Rainbow v. Johnson and Johnson (2013)


  • Plaintiff: Ruibang Yonghe Technology Co., Ltd. (“Ruibang”), is an authorized distributor of Johnson & Johnson (Shanghai) Medical Equipment Co., Ltd.
  • Defendant: Johnson & Johnson (China) Medical Equipment Co., Ltd. (“J&J”), in the authorized territory under a distribution agreement.


  1. Ruibang file a suit against J&J for;
  1. J&J’s partially withdraw Ruibang’s distributorship, 
  2. taking off Ruibang’s distributor deposit; and
  3. Eventually refusing to supply because of Ruibang’s breach of the lowest re-sell price in the unauthorized territory.


  1. On 1st August 2013, the Shanghai Higher People’s Court overruled the previous decision of the Shanghai Pudong New District Court.
  2. J&J had violated Article 14.2 of AML and was liable for damages.
  3. In the final judgement, the Shanghai Higher People’s Court has made some observations that:
  1. The Vertical Agreements under the AML is not illegal but challengeable and its effects test is necessary to know the vertical agreement breaches AML’s rule of reason is not.
  2. Effect test can be measured by following four elements:
  • sufficient competition;
  • market position;
  • motivation; and 
  • effects of competition restriction and competition promotion.

c.

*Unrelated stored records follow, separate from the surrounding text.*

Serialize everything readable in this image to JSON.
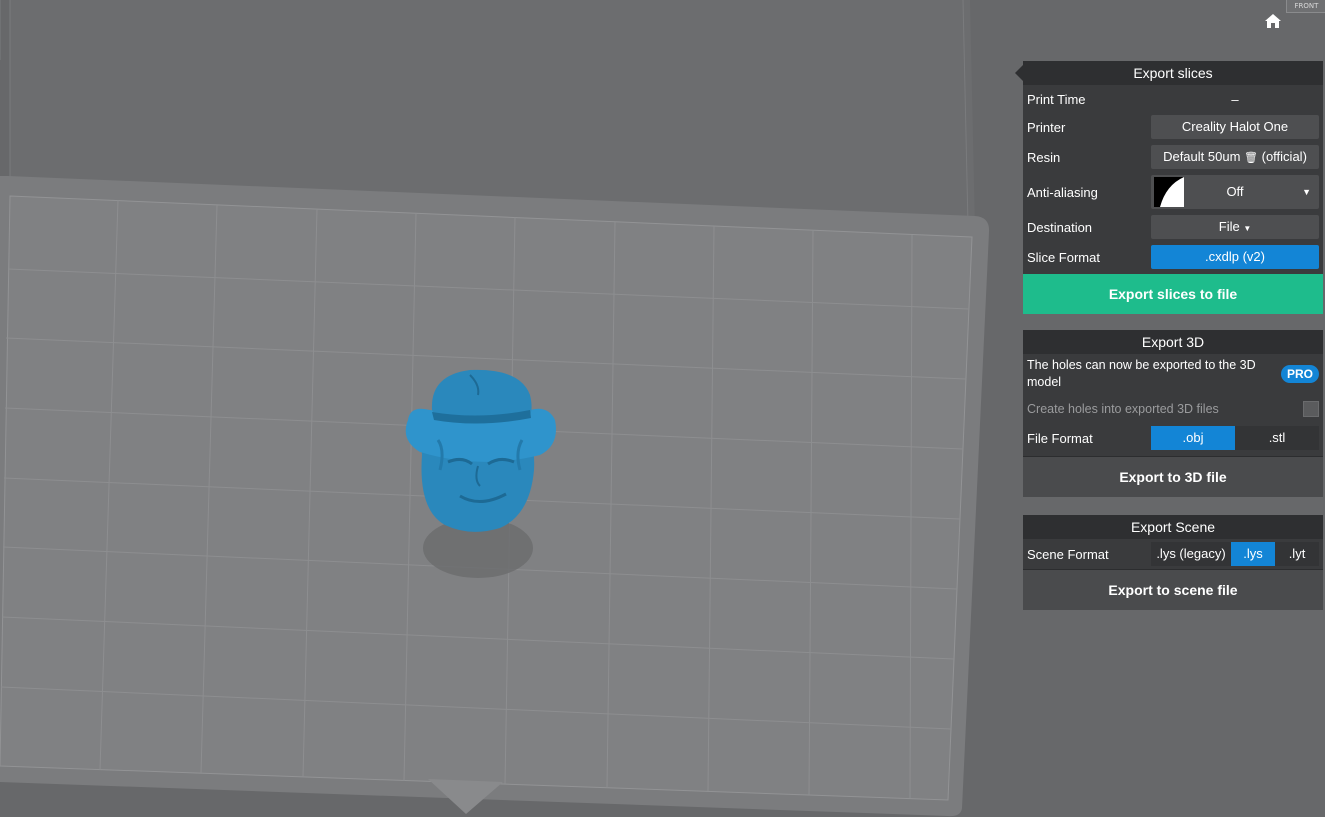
{
  "view_cube_label": "FRONT",
  "export_slices": {
    "title": "Export slices",
    "print_time_label": "Print Time",
    "print_time_value": "–",
    "printer_label": "Printer",
    "printer_value": "Creality Halot One",
    "resin_label": "Resin",
    "resin_value": "Default 50um",
    "resin_suffix": "(official)",
    "antialiasing_label": "Anti-aliasing",
    "antialiasing_value": "Off",
    "destination_label": "Destination",
    "destination_value": "File",
    "slice_format_label": "Slice Format",
    "slice_format_value": ".cxdlp (v2)",
    "export_button": "Export slices to file"
  },
  "export_3d": {
    "title": "Export 3D",
    "notice": "The holes can now be exported to the 3D model",
    "pro_badge": "PRO",
    "create_holes_label": "Create holes into exported 3D files",
    "file_format_label": "File Format",
    "formats": [
      ".obj",
      ".stl"
    ],
    "selected_format": ".obj",
    "export_button": "Export to 3D file"
  },
  "export_scene": {
    "title": "Export Scene",
    "scene_format_label": "Scene Format",
    "formats": [
      ".lys (legacy)",
      ".lys",
      ".lyt"
    ],
    "selected_format": ".lys",
    "export_button": "Export to scene file"
  },
  "colors": {
    "accent_blue": "#1385d6",
    "export_green": "#1ebc8c",
    "model_blue": "#2a88bc"
  }
}
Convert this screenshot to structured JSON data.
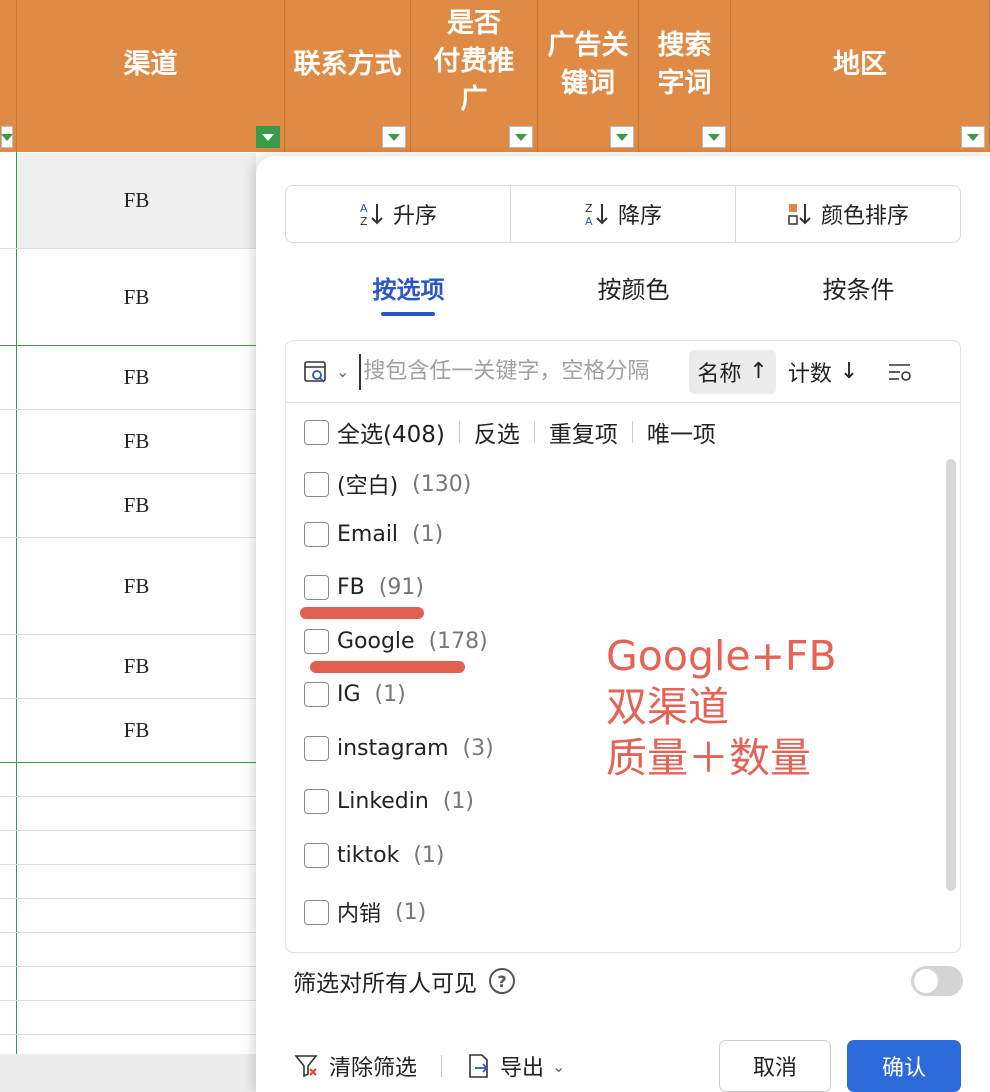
{
  "headers": [
    {
      "label": "",
      "filter": "normal"
    },
    {
      "label": "渠道",
      "filter": "active"
    },
    {
      "label": "联系方式",
      "filter": "normal"
    },
    {
      "label": "是否付费推广",
      "lines": [
        "是否",
        "付费推",
        "广"
      ],
      "filter": "normal"
    },
    {
      "label": "广告关键词",
      "lines": [
        "广告关",
        "键词"
      ],
      "filter": "normal"
    },
    {
      "label": "搜索字词",
      "lines": [
        "搜索",
        "字词"
      ],
      "filter": "normal"
    },
    {
      "label": "地区",
      "filter": "normal"
    }
  ],
  "column_cells": [
    "FB",
    "FB",
    "FB",
    "FB",
    "FB",
    "FB",
    "FB",
    "FB"
  ],
  "panel": {
    "sort_buttons": [
      {
        "icon": "sort-asc-icon",
        "label": "升序"
      },
      {
        "icon": "sort-desc-icon",
        "label": "降序"
      },
      {
        "icon": "color-sort-icon",
        "label": "颜色排序"
      }
    ],
    "tabs": [
      "按选项",
      "按颜色",
      "按条件"
    ],
    "active_tab": 0,
    "search": {
      "placeholder": "搜包含任一关键字，空格分隔",
      "sort_name": "名称",
      "sort_count": "计数"
    },
    "select_all": "全选(408)",
    "invert": "反选",
    "duplicates": "重复项",
    "unique": "唯一项",
    "items": [
      {
        "label": "(空白)",
        "count": "(130)"
      },
      {
        "label": "Email",
        "count": "(1)"
      },
      {
        "label": "FB",
        "count": "(91)"
      },
      {
        "label": "Google",
        "count": "(178)"
      },
      {
        "label": "IG",
        "count": "(1)"
      },
      {
        "label": "instagram",
        "count": "(3)"
      },
      {
        "label": "Linkedin",
        "count": "(1)"
      },
      {
        "label": "tiktok",
        "count": "(1)"
      },
      {
        "label": "内销",
        "count": "(1)"
      }
    ],
    "annotation": [
      "Google+FB",
      "双渠道",
      "质量＋数量"
    ],
    "annotation_color": "#e56255",
    "visibility_label": "筛选对所有人可见",
    "clear_filter": "清除筛选",
    "export": "导出",
    "cancel": "取消",
    "confirm": "确认"
  },
  "colors": {
    "header": "#e08b45",
    "accent": "#2a56c6",
    "primary_button": "#2c6ad9"
  }
}
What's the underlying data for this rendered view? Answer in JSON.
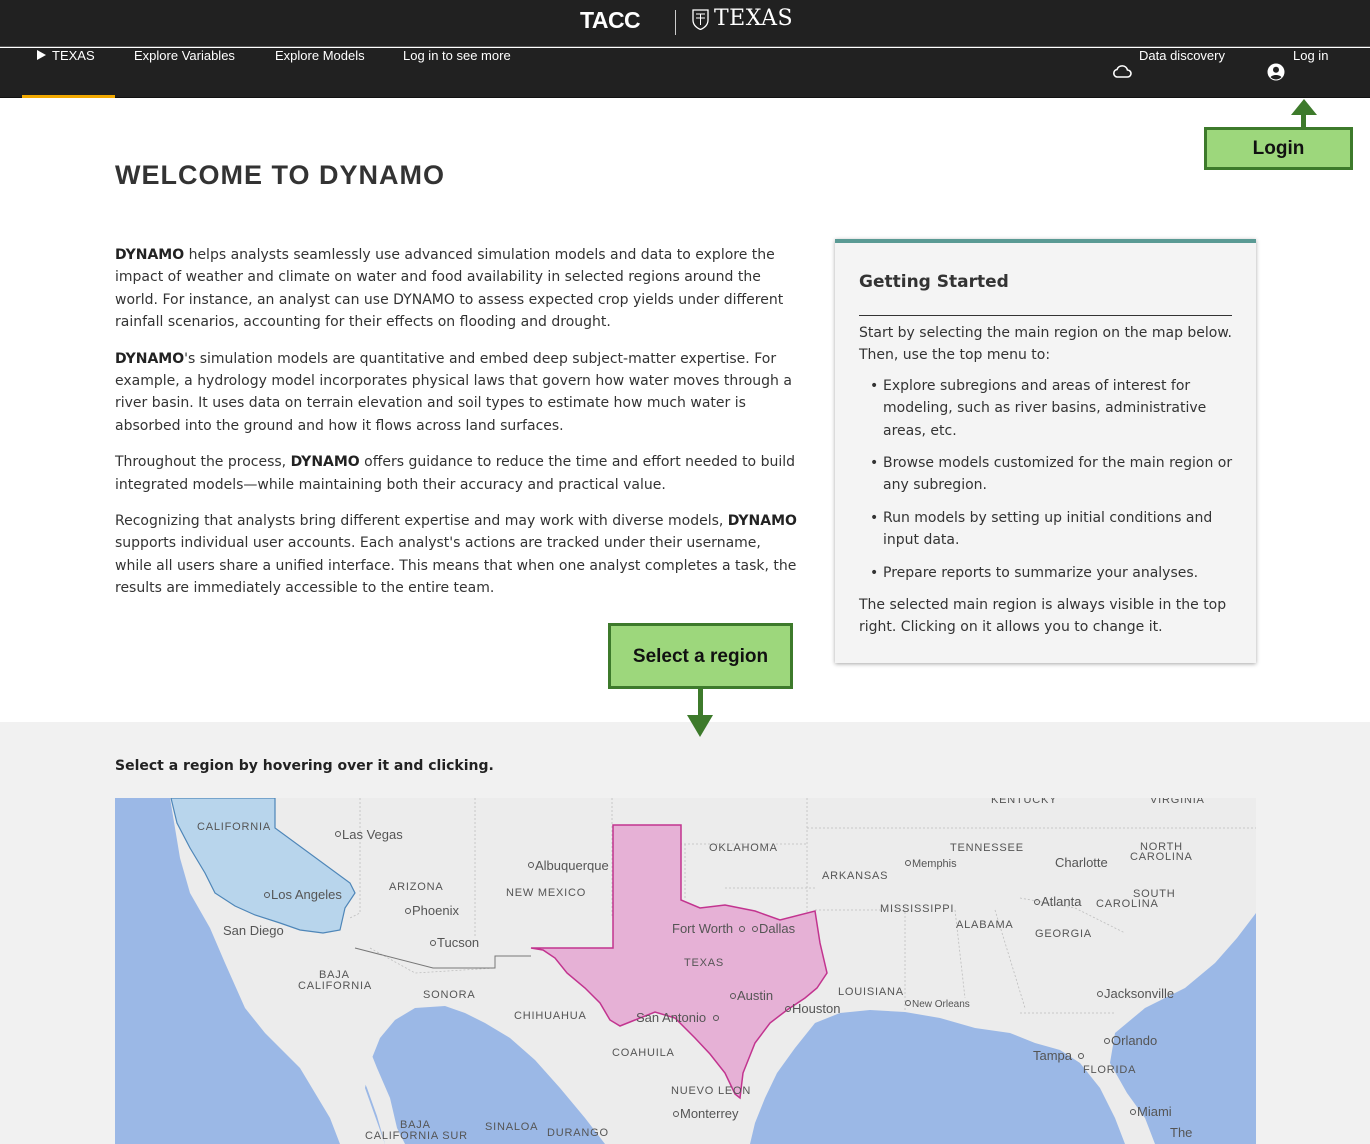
{
  "brand": {
    "tacc": "TACC",
    "texas": "TEXAS"
  },
  "nav": {
    "region": "TEXAS",
    "explore_variables": "Explore Variables",
    "explore_models": "Explore Models",
    "login_more": "Log in to see more",
    "data_discovery": "Data discovery",
    "login": "Log in"
  },
  "callouts": {
    "login": "Login",
    "select_region": "Select a region"
  },
  "welcome": {
    "title": "WELCOME TO DYNAMO"
  },
  "intro": {
    "p1_bold": "DYNAMO",
    "p1": " helps analysts seamlessly use advanced simulation models and data to explore the impact of weather and climate on water and food availability in selected regions around the world. For instance, an analyst can use DYNAMO to assess expected crop yields under different rainfall scenarios, accounting for their effects on flooding and drought.",
    "p2_bold": "DYNAMO",
    "p2": "'s simulation models are quantitative and embed deep subject-matter expertise. For example, a hydrology model incorporates physical laws that govern how water moves through a river basin. It uses data on terrain elevation and soil types to estimate how much water is absorbed into the ground and how it flows across land surfaces.",
    "p3_pre": "Throughout the process, ",
    "p3_bold": "DYNAMO",
    "p3": " offers guidance to reduce the time and effort needed to build integrated models—while maintaining both their accuracy and practical value.",
    "p4_pre": "Recognizing that analysts bring different expertise and may work with diverse models, ",
    "p4_bold": "DYNAMO",
    "p4": " supports individual user accounts. Each analyst's actions are tracked under their username, while all users share a unified interface. This means that when one analyst completes a task, the results are immediately accessible to the entire team."
  },
  "getting_started": {
    "title": "Getting Started",
    "intro": "Start by selecting the main region on the map below. Then, use the top menu to:",
    "items": [
      "Explore subregions and areas of interest for modeling, such as river basins, administrative areas, etc.",
      "Browse models customized for the main region or any subregion.",
      "Run models by setting up initial conditions and input data.",
      "Prepare reports to summarize your analyses."
    ],
    "outro": "The selected main region is always visible in the top right. Clicking on it allows you to change it."
  },
  "map": {
    "hint": "Select a region by hovering over it and clicking.",
    "colors": {
      "ocean": "#9bb8e6",
      "land": "#ececec",
      "texas": "#e6b1d6",
      "texas_border": "#c2348f",
      "california": "#b8d5ec",
      "california_border": "#4e86b8"
    },
    "labels": {
      "california": "CALIFORNIA",
      "las_vegas": "Las Vegas",
      "albuquerque": "Albuquerque",
      "oklahoma": "OKLAHOMA",
      "tennessee": "TENNESSEE",
      "north_carolina_1": "NORTH",
      "north_carolina_2": "CAROLINA",
      "charlotte": "Charlotte",
      "memphis": "Memphis",
      "arkansas": "ARKANSAS",
      "arizona": "ARIZONA",
      "new_mexico": "NEW MEXICO",
      "los_angeles": "Los Angeles",
      "phoenix": "Phoenix",
      "mississippi": "MISSISSIPPI",
      "alabama": "ALABAMA",
      "atlanta": "Atlanta",
      "south_carolina_1": "SOUTH",
      "south_carolina_2": "CAROLINA",
      "georgia": "GEORGIA",
      "san_diego": "San Diego",
      "tucson": "Tucson",
      "fort_worth": "Fort Worth",
      "dallas": "Dallas",
      "texas": "TEXAS",
      "baja_california_1": "BAJA",
      "baja_california_2": "CALIFORNIA",
      "sonora": "SONORA",
      "austin": "Austin",
      "louisiana": "LOUISIANA",
      "jacksonville": "Jacksonville",
      "houston": "Houston",
      "new_orleans": "New Orleans",
      "chihuahua": "CHIHUAHUA",
      "san_antonio": "San Antonio",
      "coahuila": "COAHUILA",
      "tampa": "Tampa",
      "orlando": "Orlando",
      "florida": "FLORIDA",
      "nuevo_leon": "NUEVO LEON",
      "monterrey": "Monterrey",
      "miami": "Miami",
      "baja_sur_1": "BAJA",
      "baja_sur_2": "CALIFORNIA SUR",
      "sinaloa": "SINALOA",
      "durango": "DURANGO",
      "kentucky": "KENTUCKY",
      "virginia": "VIRGINIA",
      "the_bahamas": "The"
    }
  }
}
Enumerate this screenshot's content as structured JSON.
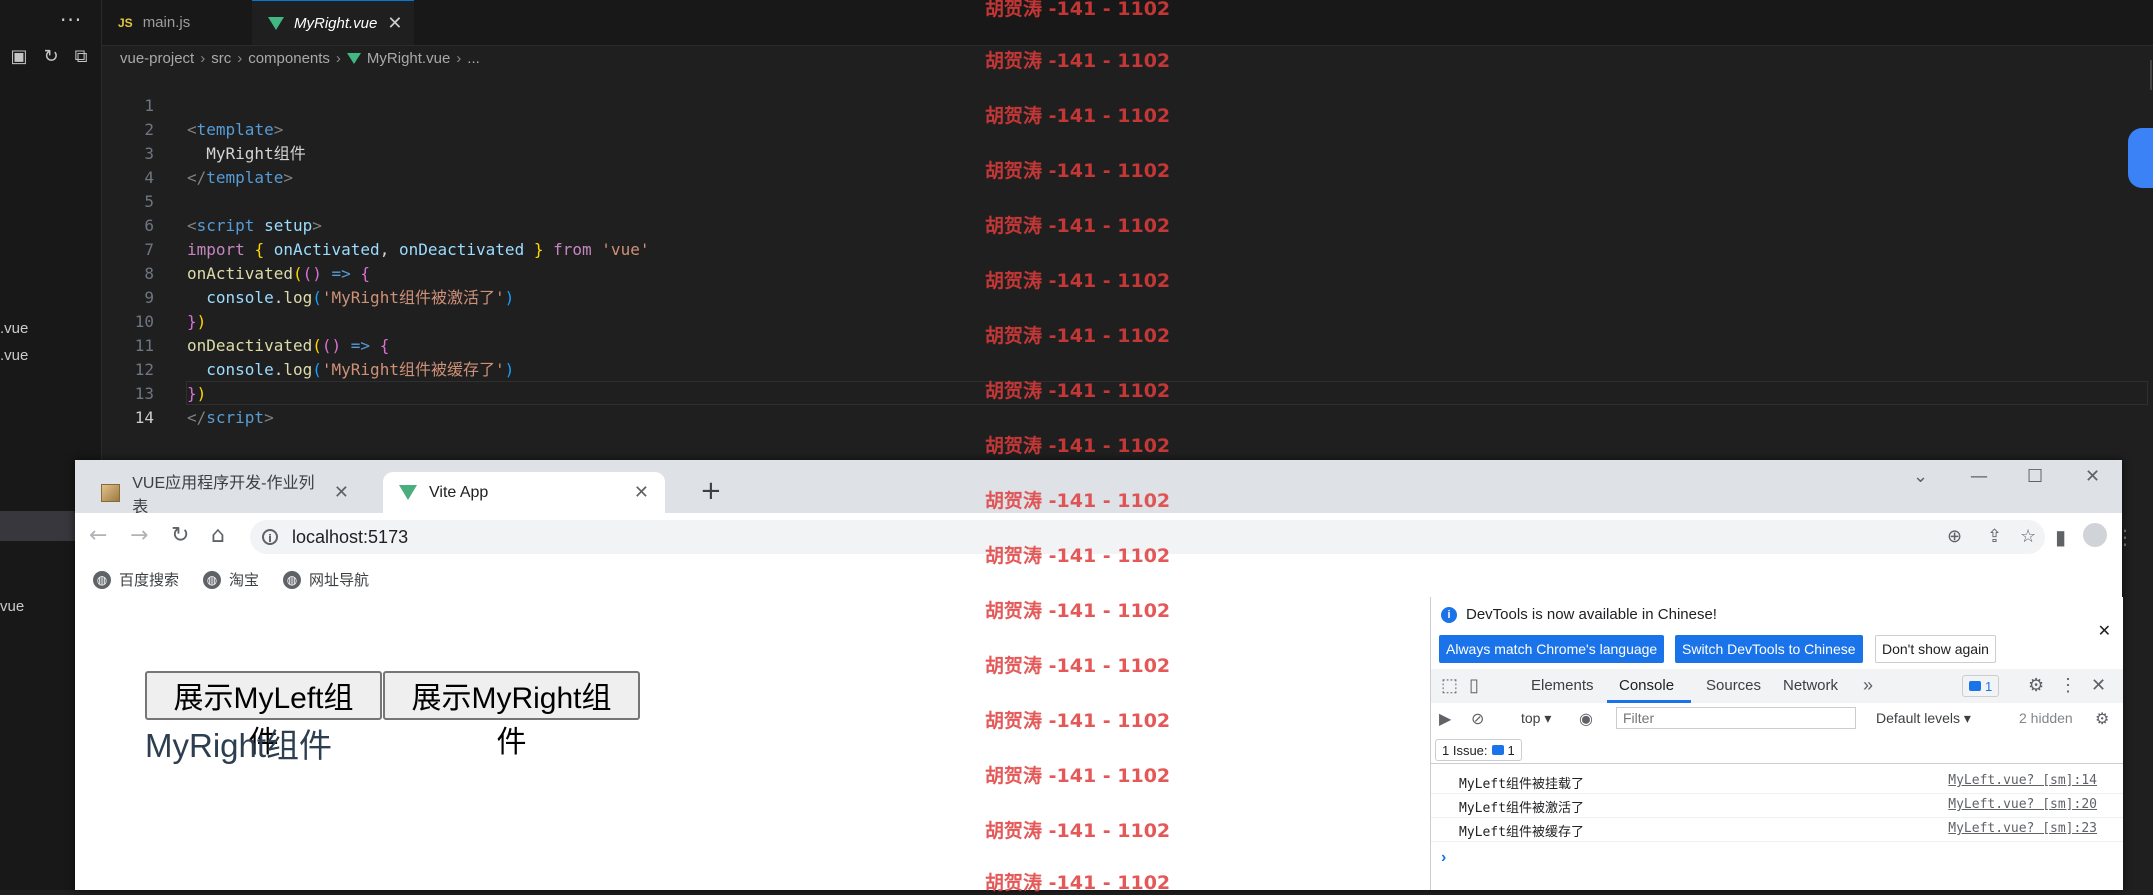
{
  "vscode": {
    "more": "···",
    "sidebar_files": [
      ".vue",
      ".vue",
      "vue"
    ],
    "tabs": [
      {
        "icon": "JS",
        "label": "main.js"
      },
      {
        "label": "MyRight.vue",
        "close": "✕"
      }
    ],
    "breadcrumb": [
      "vue-project",
      "src",
      "components",
      "MyRight.vue",
      "..."
    ],
    "line_numbers": [
      "1",
      "2",
      "3",
      "4",
      "5",
      "6",
      "7",
      "8",
      "9",
      "10",
      "11",
      "12",
      "13",
      "14"
    ]
  },
  "code": {
    "l1_tag": "template",
    "l2_text": "  MyRight组件",
    "l3_tag": "template",
    "l5_tag": "script",
    "l5_attr": "setup",
    "l6_import": "import",
    "l6_a": "onActivated",
    "l6_b": "onDeactivated",
    "l6_from": "from",
    "l6_str": "'vue'",
    "l7_fn": "onActivated",
    "l8_console": "console",
    "l8_log": "log",
    "l8_str": "'MyRight组件被激活了'",
    "l10_fn": "onDeactivated",
    "l11_console": "console",
    "l11_log": "log",
    "l11_str": "'MyRight组件被缓存了'",
    "l13_tag": "script"
  },
  "chrome": {
    "tabs": [
      {
        "label": "VUE应用程序开发-作业列表"
      },
      {
        "label": "Vite App"
      }
    ],
    "new_tab": "+",
    "url": "localhost:5173",
    "bookmarks": [
      "百度搜索",
      "淘宝",
      "网址导航"
    ]
  },
  "page": {
    "btn_left": "展示MyLeft组件",
    "btn_right": "展示MyRight组件",
    "heading": "MyRight组件"
  },
  "devtools": {
    "notice": "DevTools is now available in Chinese!",
    "btn_match": "Always match Chrome's language",
    "btn_switch": "Switch DevTools to Chinese",
    "btn_dont": "Don't show again",
    "tabs": [
      "Elements",
      "Console",
      "Sources",
      "Network"
    ],
    "issue_count": "1",
    "context": "top",
    "filter_placeholder": "Filter",
    "levels": "Default levels",
    "hidden": "2 hidden",
    "issues_label": "1 Issue:",
    "issues_count": "1",
    "logs": [
      {
        "msg": "MyLeft组件被挂载了",
        "src": "MyLeft.vue? [sm]:14"
      },
      {
        "msg": "MyLeft组件被激活了",
        "src": "MyLeft.vue? [sm]:20"
      },
      {
        "msg": "MyLeft组件被缓存了",
        "src": "MyLeft.vue? [sm]:23"
      }
    ]
  },
  "watermark": "胡贺涛 -141 - 1102"
}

In private enforcement cases, the AML applied the maxim ‘semper necessitas probandi incumbit ei qui agit’, i.e., the necessity of proof always lies with the person who lays the charges.

This was the first and landmark judgement case on Vertical Agreements under AML. The court essentially considered that the reduction of intra-brand competition (e.g. competition between distributors of the same brand) would be sufficient to meet this effects-based test. On the other hand, given the fact that in that case there was no strong evidence suggesting that the Retail Price Maintenance (“RPM”) had affected competition in the overall markets (i.e., inter-brand competition between upstream suppliers), the judgement opened up debates not only concerning the competition analysis of RPM, but also the applicability of economics in legal disputes.


China is effectively working and has made significant achievements in its AML enforcement over the past twelve years. China is dynamically tackling anti-competitive agreements, abuse of market dominance and anti-competitive merger and acquisition. It’s also fighting with so-called administrative monopolies. There has been an increasing number of private actions suits brought to and considered by the People’s Court of China which supplement the public enforcement of the AML. In all these areas, economics theories and reasoning have been applied to AML enforcement in a way consistent with modern competition economics and international best practice.